According to the present invention, when the phase difference of the phase comparison means is less than the period frequently occurring in normal operation, the phase difference is output as a tracking error signal by an amount corresponding to the low-frequency component of the phase difference, If the phase difference that occurs occurs during normal operation and is less than or equal to the time of a specific period that is likely to occur even when an abnormality such as a scratch occurs, the pulse width is limited and the amount corresponding to the low-frequency component of the phase difference is limited. In the case of a phase difference that is hardly generated in normal operation, and that is longer than or equal to a specific period, such that a phase error hardly occurs in a normal operation and is mostly generated in an abnormal state, By applying the second restriction so as not to output the tracking error signal, disturbance of the tracking error signal caused by scratches can be minimized and effectively suppressed without substantially losing the original signal. Can, with minimal disturbance of the tracking error signal generated by a scratch on the disk surface or the like, is capable to allow the retrieval of stable tracking control with high accuracy.

[Brief description of the drawings]

FIG. 1 is a block diagram of a tracking error detection device according to a first embodiment of the present invention.

FIG. 2 is a waveform diagram of a main part according to the first embodiment.
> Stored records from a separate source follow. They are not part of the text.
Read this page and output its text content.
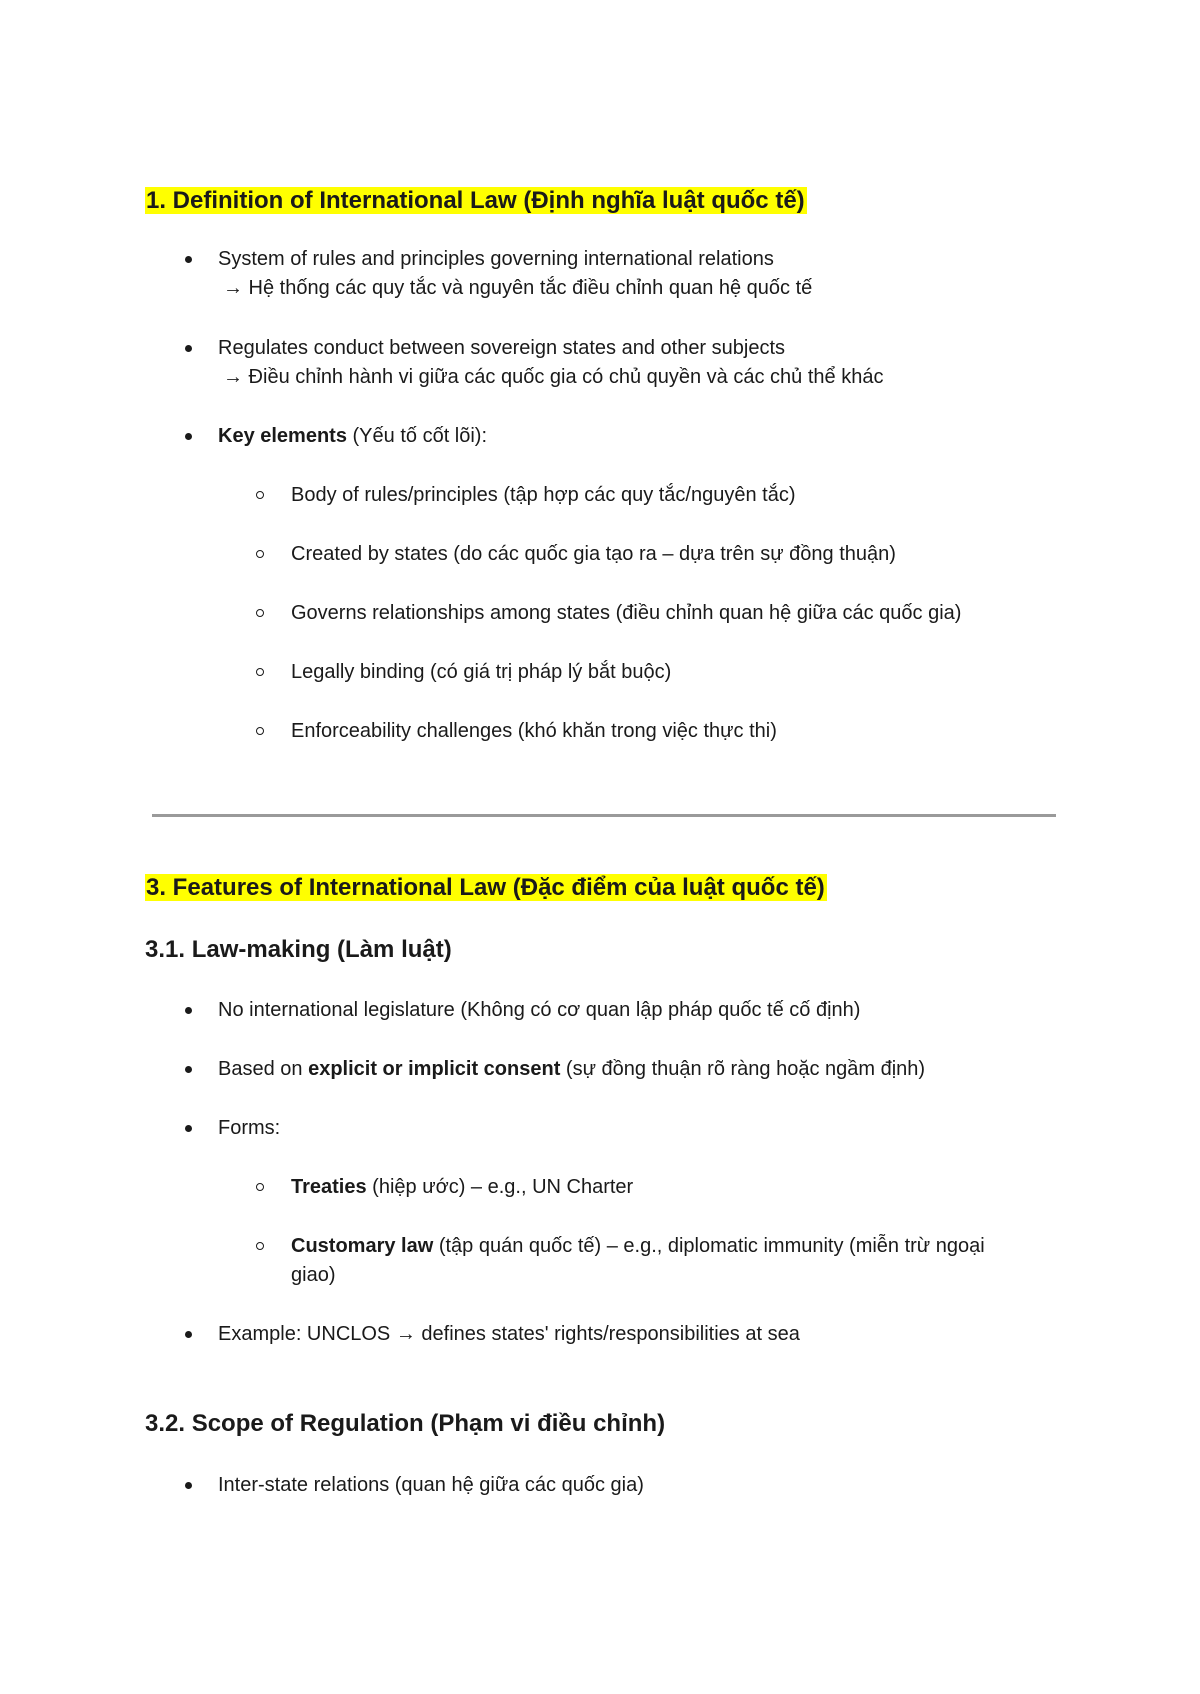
1. Definition of International Law (Định nghĩa luật quốc tế)
System of rules and principles governing international relations
→ Hệ thống các quy tắc và nguyên tắc điều chỉnh quan hệ quốc tế
Regulates conduct between sovereign states and other subjects
→ Điều chỉnh hành vi giữa các quốc gia có chủ quyền và các chủ thể khác
Key elements (Yếu tố cốt lõi):
Body of rules/principles (tập hợp các quy tắc/nguyên tắc)
Created by states (do các quốc gia tạo ra – dựa trên sự đồng thuận)
Governs relationships among states (điều chỉnh quan hệ giữa các quốc gia)
Legally binding (có giá trị pháp lý bắt buộc)
Enforceability challenges (khó khăn trong việc thực thi)
3. Features of International Law (Đặc điểm của luật quốc tế)
3.1. Law-making (Làm luật)
No international legislature (Không có cơ quan lập pháp quốc tế cố định)
Based on explicit or implicit consent (sự đồng thuận rõ ràng hoặc ngầm định)
Forms:
Treaties (hiệp ước) – e.g., UN Charter
Customary law (tập quán quốc tế) – e.g., diplomatic immunity (miễn trừ ngoại giao)
Example: UNCLOS → defines states' rights/responsibilities at sea
3.2. Scope of Regulation (Phạm vi điều chỉnh)
Inter-state relations (quan hệ giữa các quốc gia)
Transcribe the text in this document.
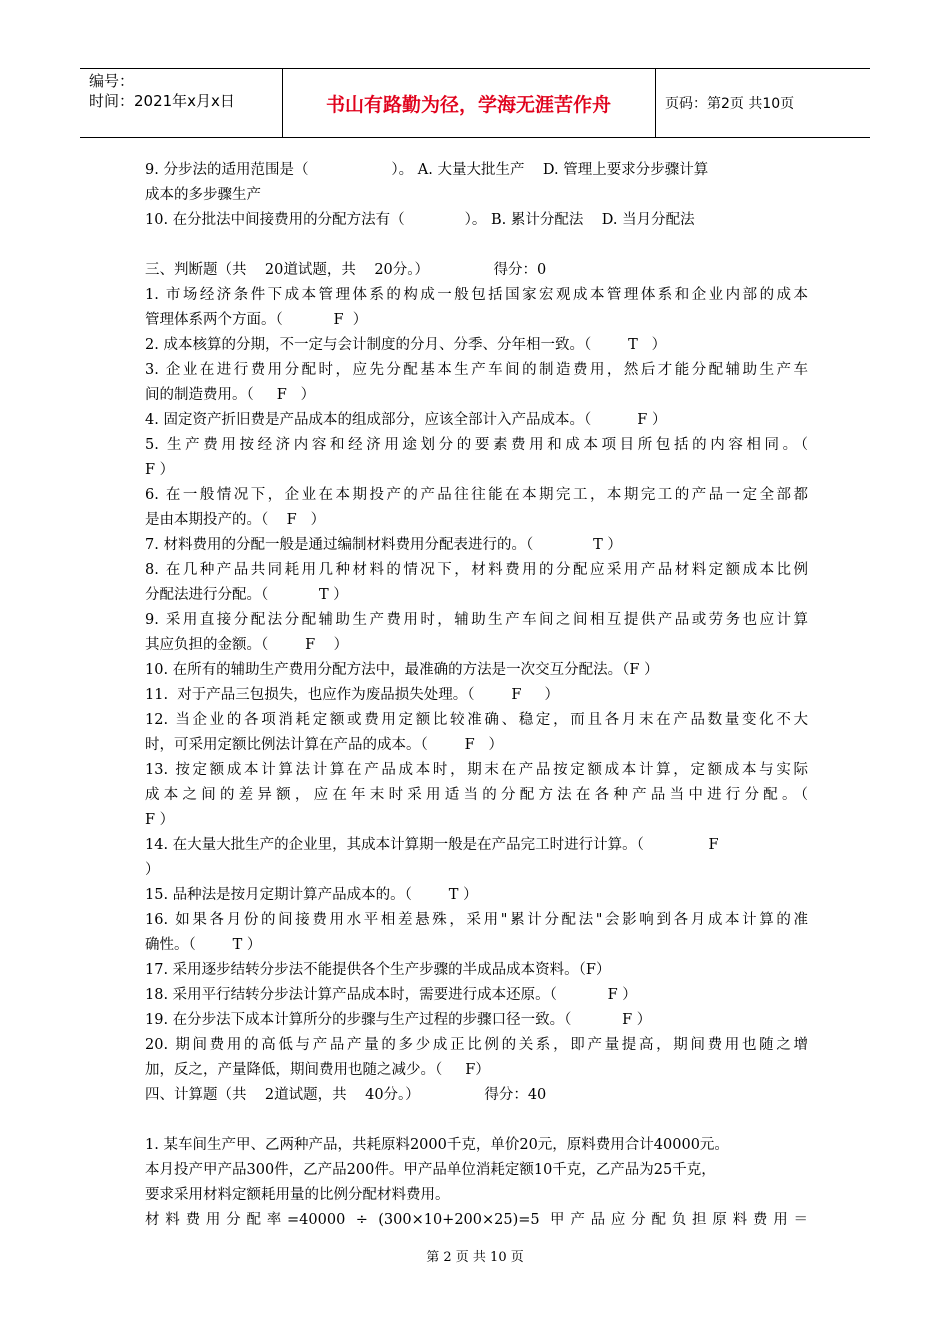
编号：
时间：2021年x月x日	书山有路勤为径，学海无涯苦作舟	页码：第2页 共10页
9. 分步法的适用范围是（                  ）。 A. 大量大批生产    D. 管理上要求分步骤计算
成本的多步骤生产
10. 在分批法中间接费用的分配方法有（             ）。 B. 累计分配法    D. 当月分配法
三、判断题（共    20道试题，共    20分。）              得分：0
1. 市场经济条件下成本管理体系的构成一般包括国家宏观成本管理体系和企业内部的成本
管理体系两个方面。（           F  ）
2. 成本核算的分期，不一定与会计制度的分月、分季、分年相一致。（        T   ）
3. 企业在进行费用分配时，应先分配基本生产车间的制造费用，然后才能分配辅助生产车
间的制造费用。（     F   ）
4. 固定资产折旧费是产品成本的组成部分，应该全部计入产品成本。（          F ）
5. 生产费用按经济内容和经济用途划分的要素费用和成本项目所包括的内容相同。（
F ）
6. 在一般情况下，企业在本期投产的产品往往能在本期完工，本期完工的产品一定全部都
是由本期投产的。（    F   ）
7. 材料费用的分配一般是通过编制材料费用分配表进行的。（             T ）
8. 在几种产品共同耗用几种材料的情况下，材料费用的分配应采用产品材料定额成本比例
分配法进行分配。（           T ）
9. 采用直接分配法分配辅助生产费用时，辅助生产车间之间相互提供产品或劳务也应计算
其应负担的金额。（        F    ）
10. 在所有的辅助生产费用分配方法中，最准确的方法是一次交互分配法。（F ）
11.  对于产品三包损失，也应作为废品损失处理。（        F     ）
12. 当企业的各项消耗定额或费用定额比较准确、稳定，而且各月末在产品数量变化不大
时，可采用定额比例法计算在产品的成本。（        F   ）
13. 按定额成本计算法计算在产品成本时，期末在产品按定额成本计算，定额成本与实际
成本之间的差异额，应在年末时采用适当的分配方法在各种产品当中进行分配。（
F ）
14. 在大量大批生产的企业里，其成本计算期一般是在产品完工时进行计算。（              F
）
15. 品种法是按月定期计算产品成本的。（        T ）
16. 如果各月份的间接费用水平相差悬殊，采用"累计分配法"会影响到各月成本计算的准
确性。（        T ）
17. 采用逐步结转分步法不能提供各个生产步骤的半成品成本资料。（F）
18. 采用平行结转分步法计算产品成本时，需要进行成本还原。（           F ）
19. 在分步法下成本计算所分的步骤与生产过程的步骤口径一致。（           F ）
20. 期间费用的高低与产品产量的多少成正比例的关系，即产量提高，期间费用也随之增
加，反之，产量降低，期间费用也随之减少。（     F）
四、计算题（共    2道试题，共    40分。）              得分：40
1. 某车间生产甲、乙两种产品，共耗原料2000千克，单价20元，原料费用合计40000元。
本月投产甲产品300件，乙产品200件。甲产品单位消耗定额10千克，乙产品为25千克，
要求采用材料定额耗用量的比例分配材料费用。
材料费用分配率=40000 ÷ (300×10+200×25)=5 甲产品应分配负担原料费用＝
第 2 页 共 10 页
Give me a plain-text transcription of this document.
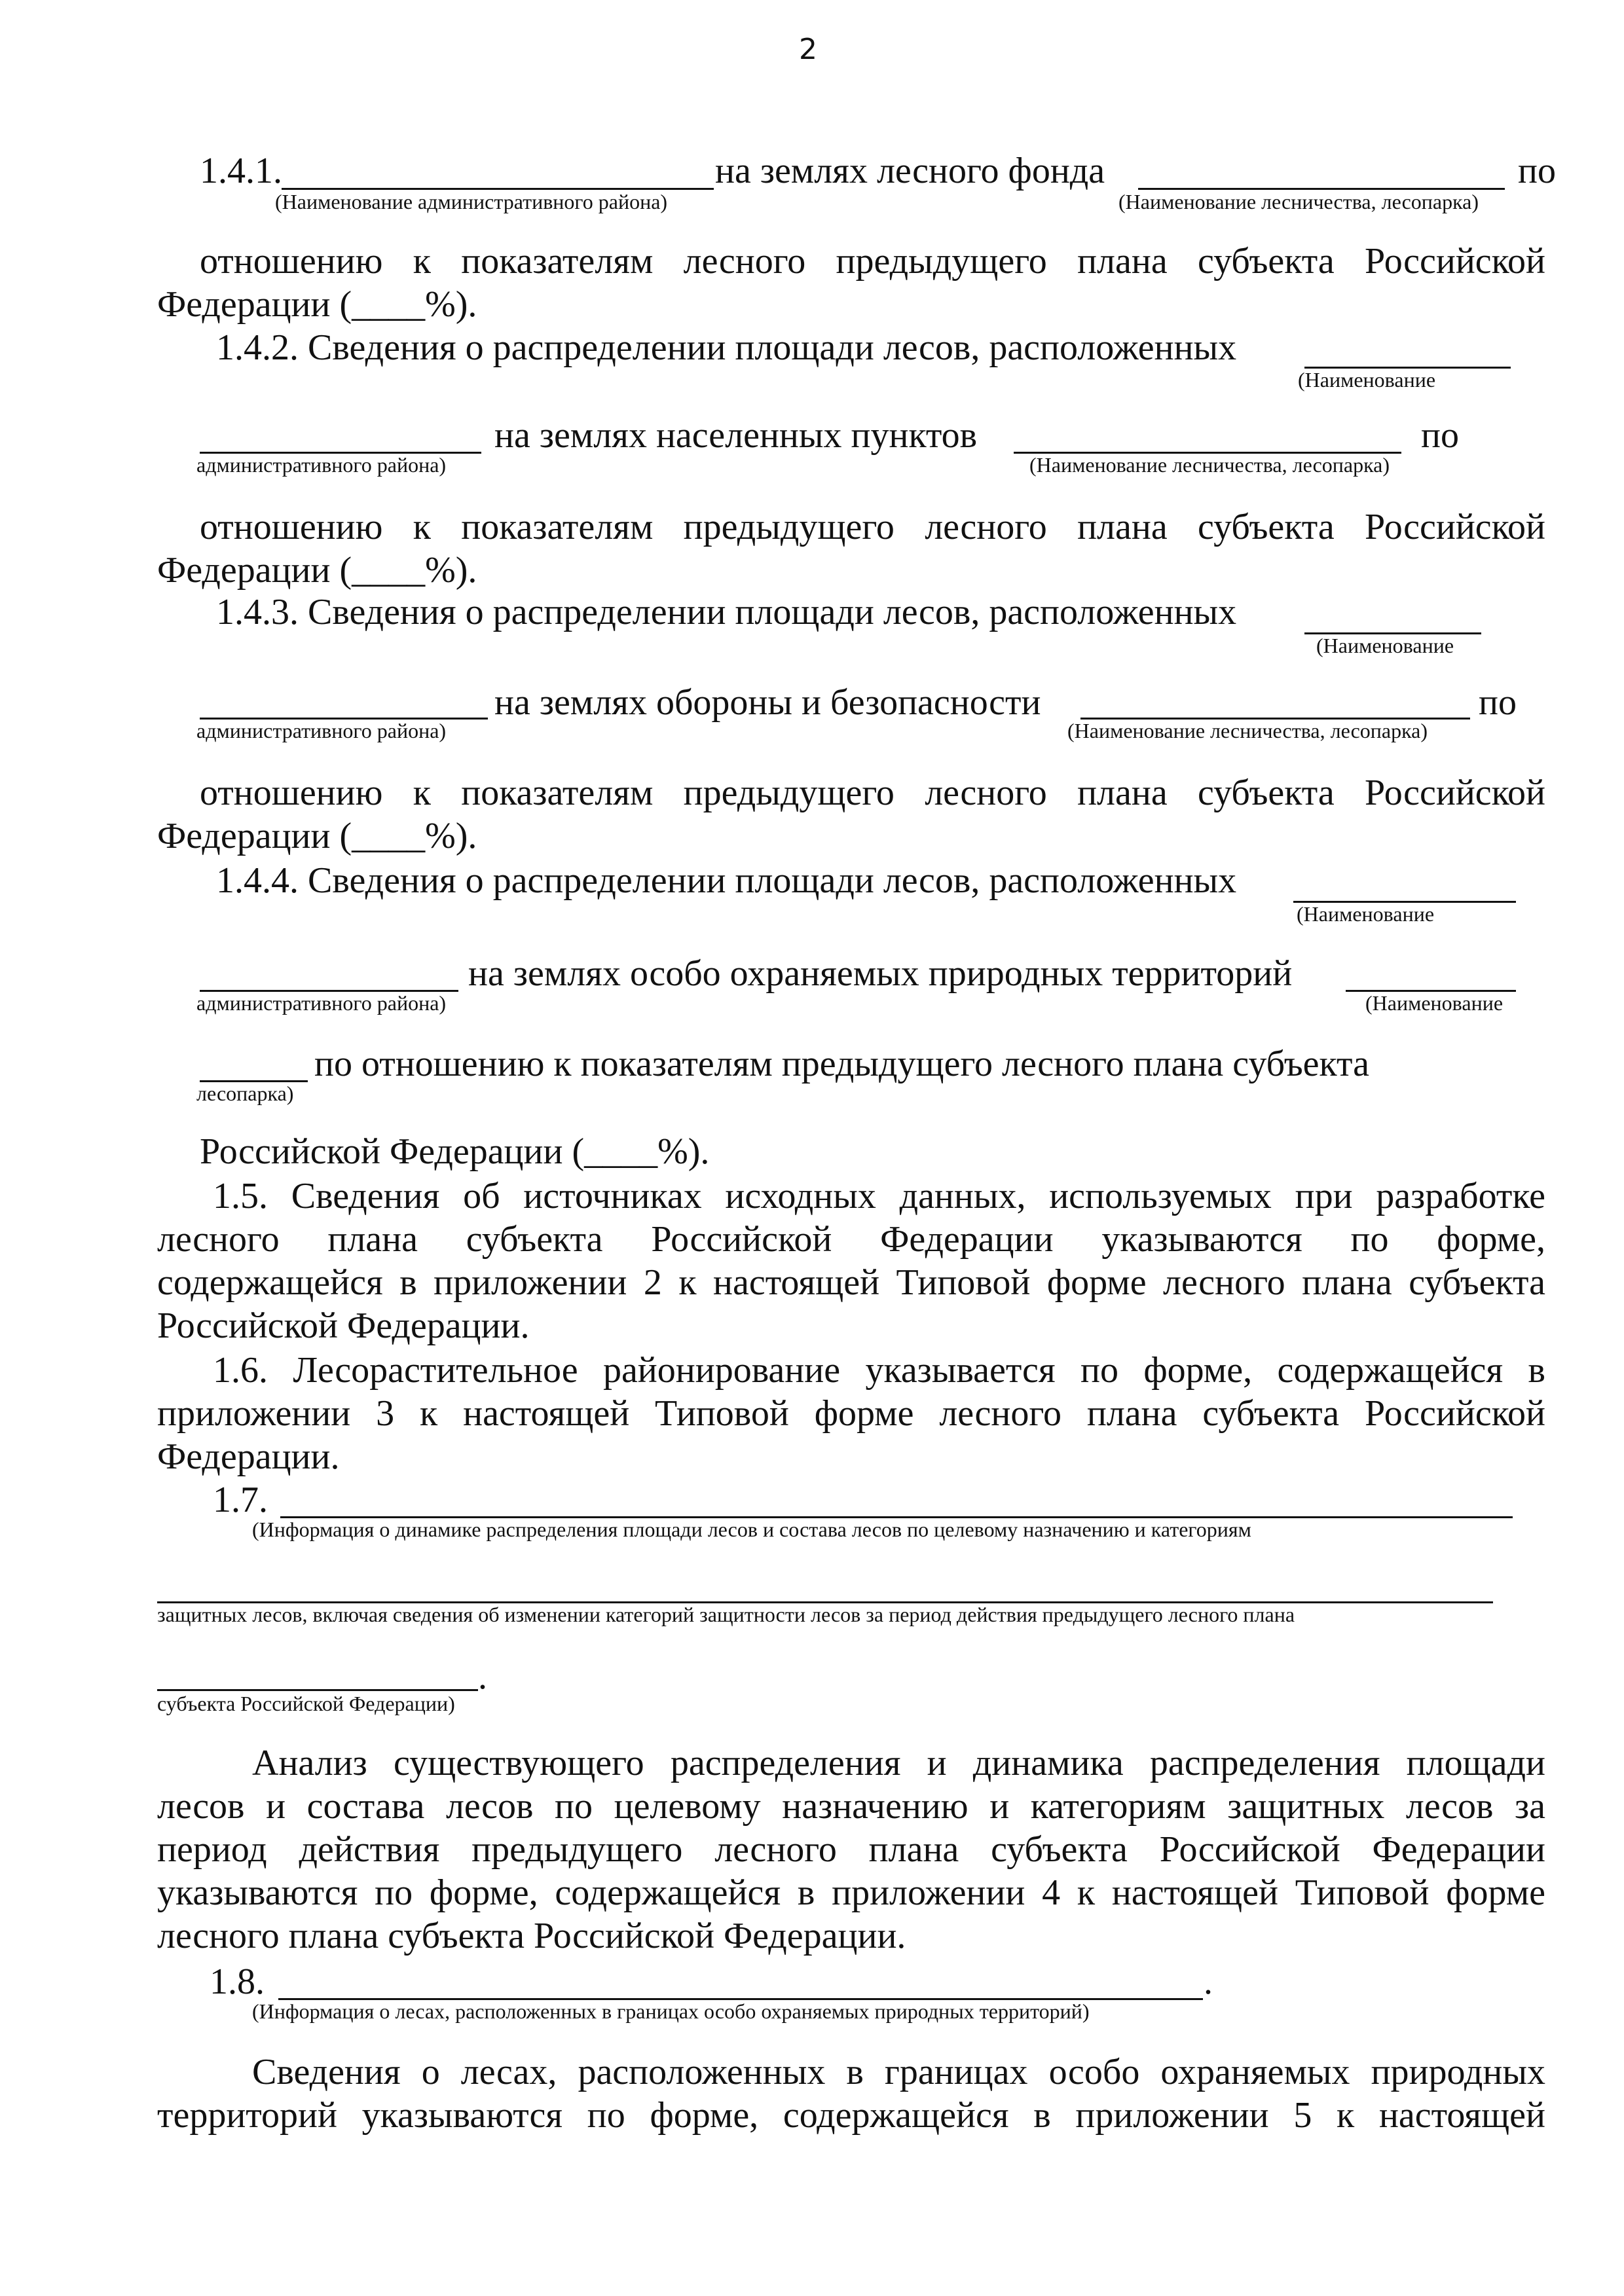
2
1.4.1.	на землях лесного фонда	по
(Наименование административного района)	(Наименование лесничества, лесопарка)
отношению к показателям лесного предыдущего плана субъекта Российской
Федерации (____%).
1.4.2. Сведения о распределении площади лесов, расположенных
(Наименование
на землях населенных пунктов	по
административного района)	(Наименование лесничества, лесопарка)
отношению к показателям предыдущего лесного плана субъекта Российской
Федерации (____%).
1.4.3. Сведения о распределении площади лесов, расположенных
(Наименование
на землях обороны и безопасности	по
административного района)	(Наименование лесничества, лесопарка)
отношению к показателям предыдущего лесного плана субъекта Российской
Федерации (____%).
1.4.4. Сведения о распределении площади лесов, расположенных
(Наименование
на землях особо охраняемых природных территорий
административного района)	(Наименование
по отношению к показателям предыдущего лесного плана субъекта
лесопарка)
Российской Федерации (____%).
1.5. Сведения об источниках исходных данных, используемых при разработке
лесного плана субъекта Российской Федерации указываются по форме,
содержащейся в приложении 2 к настоящей Типовой форме лесного плана субъекта
Российской Федерации.
1.6. Лесорастительное районирование указывается по форме, содержащейся в
приложении 3 к настоящей Типовой форме лесного плана субъекта Российской
Федерации.
1.7.
(Информация о динамике распределения площади лесов и состава лесов по целевому назначению и категориям
защитных лесов, включая сведения об изменении категорий защитности лесов за период действия предыдущего лесного плана
.
субъекта Российской Федерации)
Анализ существующего распределения и динамика распределения площади
лесов и состава лесов по целевому назначению и категориям защитных лесов за
период действия предыдущего лесного плана субъекта Российской Федерации
указываются по форме, содержащейся в приложении 4 к настоящей Типовой форме
лесного плана субъекта Российской Федерации.
1.8.	.
(Информация о лесах, расположенных в границах особо охраняемых природных территорий)
Сведения о лесах, расположенных в границах особо охраняемых природных
территорий указываются по форме, содержащейся в приложении 5 к настоящей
FIG. 3 is a block diagram of a phase difference storage unit according to one embodiment of the present invention;

FIG. 4 is a block diagram of an erase pulse generating means according to one embodiment of the present invention;

FIG. 5 is a block diagram of a second logic unit according to an embodiment of the present invention;

FIG. 6 is a block diagram of a first logic unit according to an embodiment of the present invention;

FIG. 7 is a block diagram of a low-pass filter according to one embodiment of the present invention.

FIG. 8 is a block diagram of a conventional tracking error signal detection device.

FIG. 9 is a main part waveform diagram of a tracking error detection device in a conventional example.

FIG. 10 is a waveform diagram of a main part of a tracking error detection device according to a conventional example.

FIG. 11 is a main part waveform diagram of a tracking error detection device in a conventional example.

[Explanation of symbols]

 Reference Signs List 1 quadrant light receiving element 2 adder 3 adder 4 binarization means 5 binarization means 6 phase comparison means 7 first logic means 8 phase difference storage means 9 pulse width detection means 10 erase pulse generation means 11 second Logic means 12 low-pass filter 13 pulse width limiting means 14 pulse width limiting means

Claims (2)

[Claims] 1. A means for irradiating a laser beam near an information track of an optical information recording medium, a divided light receiving means provided in an optical path of the reflected beam, and a first light receiving element constituting the divided light receiving means A tracking error signal detecting device for detecting a mutual phase difference between output signals of the first and second light receiving element groups and forming a tracking error signal, wherein a phase comparing means of the output of the first and second light receiving element groups is provided. Erasing pulse generating means for generating an erasing pulse from the output of the phase comparing means, the output of the storing means, and the output of the pulse width detecting means; and the logical output of the output of the phase comparing means and the output of the erasing pulse generating means. First logic means for generating, and second logic means for generating a logical output of an output of the phase comparing means, an output of the erasing pulse generating means, and an output of the storage means; A filter for obtaining a tracking error signal from an output of the second logic means;
A tracking error signal detection device configured to control the storage means and the pulse width detection means by an output of the logic means. 2. The tracking error signal detecting device according to claim 1, wherein said filter is a low-pass filter.